McConnell said Trump ‘fed lies’ to mob about Biden election
WASHINGTON (AP) — Senate Republican leader Mitch McConnell opened the Senate on Tuesday saying the pro-Trump mob that stormed the Capitol was “fed lies” by the president and others in the deadly riot to overturn Democrat Joe Biden’s election.
McConnell’s remarks are his most severe and public rebuke of outgoing President Donald Trump. The Republican leader vowed a “safe and successful” inauguration of Biden on Wednesday at the Capitol, which is under extremely tight security.
“The mob was fed lies,” McConnell said. “They were provoked by the president and other powerful people, and they tried to use fear and violence to stop a specific proceeding of the first branch of the federal government which they did not like.”
McConnell said after Biden’s inauguration on the Capitol’s West Front — what he noted former President George H.W. Bush has called “democracy’s front porch” — “We’ll move forward.”
Trump’s last full day in office Tuesday is also senators’ first day back since the deadly Capitol siege, an unparalleled time of transition as the Senate presses ahead to his impeachment trial and starts confirmation hearings on President-elect Joe Biden’s Cabinet.
Three new Democratic senators-elect are set to be sworn into office Wednesday shortly after Biden’s inauguration at the Capitol, which is under extreme security since the bloody pro-Trump riot. The new senators’ arrival will give the Democrats the most slim majority, a 50-50 divided Senate chamber, with the new vice president, Kamala Harris, swearing them in and serving as an eventual tie-breaking vote.

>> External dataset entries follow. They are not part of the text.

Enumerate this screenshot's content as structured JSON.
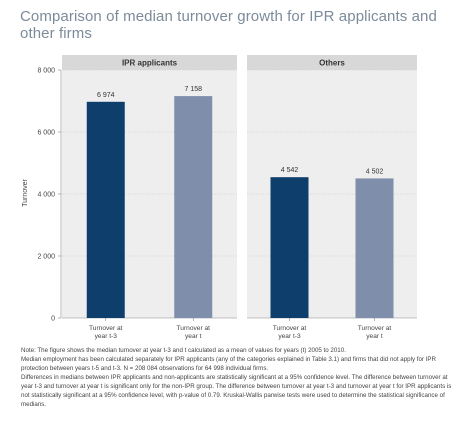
{
  "title": "Comparison of median turnover growth for IPR applicants and other firms",
  "chart_data": {
    "type": "bar",
    "ylabel": "Turnover",
    "ylim": [
      0,
      8000
    ],
    "yticks": [
      0,
      2000,
      4000,
      6000,
      8000
    ],
    "ytick_labels": [
      "0",
      "2 000",
      "4 000",
      "6 000",
      "8 000"
    ],
    "grid": true,
    "panels": [
      {
        "name": "IPR applicants",
        "categories": [
          [
            "Turnover at",
            "year t-3"
          ],
          [
            "Turnover at",
            "year t"
          ]
        ],
        "values": [
          6974,
          7158
        ],
        "value_labels": [
          "6 974",
          "7 158"
        ],
        "colors": [
          "#0e3e6b",
          "#7f8eab"
        ]
      },
      {
        "name": "Others",
        "categories": [
          [
            "Turnover at",
            "year t-3"
          ],
          [
            "Turnover at",
            "year t"
          ]
        ],
        "values": [
          4542,
          4502
        ],
        "value_labels": [
          "4 542",
          "4 502"
        ],
        "colors": [
          "#0e3e6b",
          "#7f8eab"
        ]
      }
    ]
  },
  "notes": {
    "line1": "Note: The figure shows the median turnover at year t-3 and t calculated as a mean of values for years (t) 2005 to 2010.",
    "line2": "Median employment has been calculated separately for IPR applicants (any of the categories explained in Table 3.1) and firms that did not apply for IPR protection between years t-5 and t-3. N = 208 084 observations for 64 998 individual firms.",
    "line3": "Differences in medians between IPR applicants and non-applicants are statistically significant at a 95% confidence level. The difference between turnover at year t-3 and turnover at year t is significant only for the non-IPR group. The difference between turnover at year t-3 and turnover at year t for IPR applicants is not statistically significant at a 95% confidence level, with p-value of 0.79. Kruskal-Wallis parwise tests were used to determine the statistical significance of medians."
  },
  "colors": {
    "panel_header": "#d8d8d8",
    "panel_bg": "#eeeeee",
    "grid": "#c8c8c8",
    "title": "#7c8b9a"
  }
}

Senate Republican leader Mitch McConnell and Senate Democratic leader Chuck Schumer are set to confer Tuesday about the arrangements ahead, according to a person familiar with the planning and granted anonymity to discuss it.

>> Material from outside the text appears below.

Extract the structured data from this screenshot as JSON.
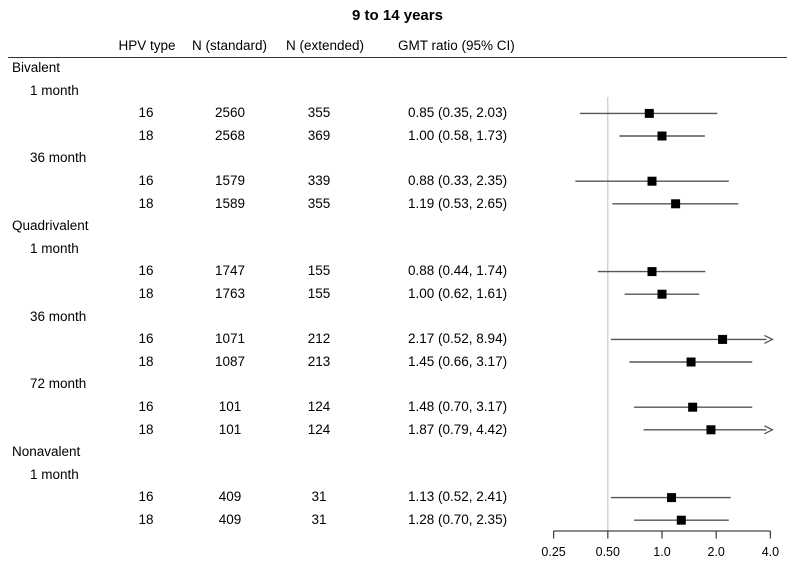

The start of the new session of Congress will force senators to come to terms with the post-Trump era, a transfer of power like almost none other in the nation’s history. Senators are returning to a Capitol shattered from the riot, but also a Senate ground to a halt by the lawmakers’ own extreme partisanship.
Republican senators, in particular, face a daunting choice of whether to convict Trump of inciting the insurrection, the first impeachment trial of a president no longer in office, in a break with the defeated president who continues to hold great sway over the party but whose future is uncertain. Senators are also being asked to start confirming Biden’s Cabinet nominees and consider passage of a sweeping new $1.9 trillion COVID-19 relief bill.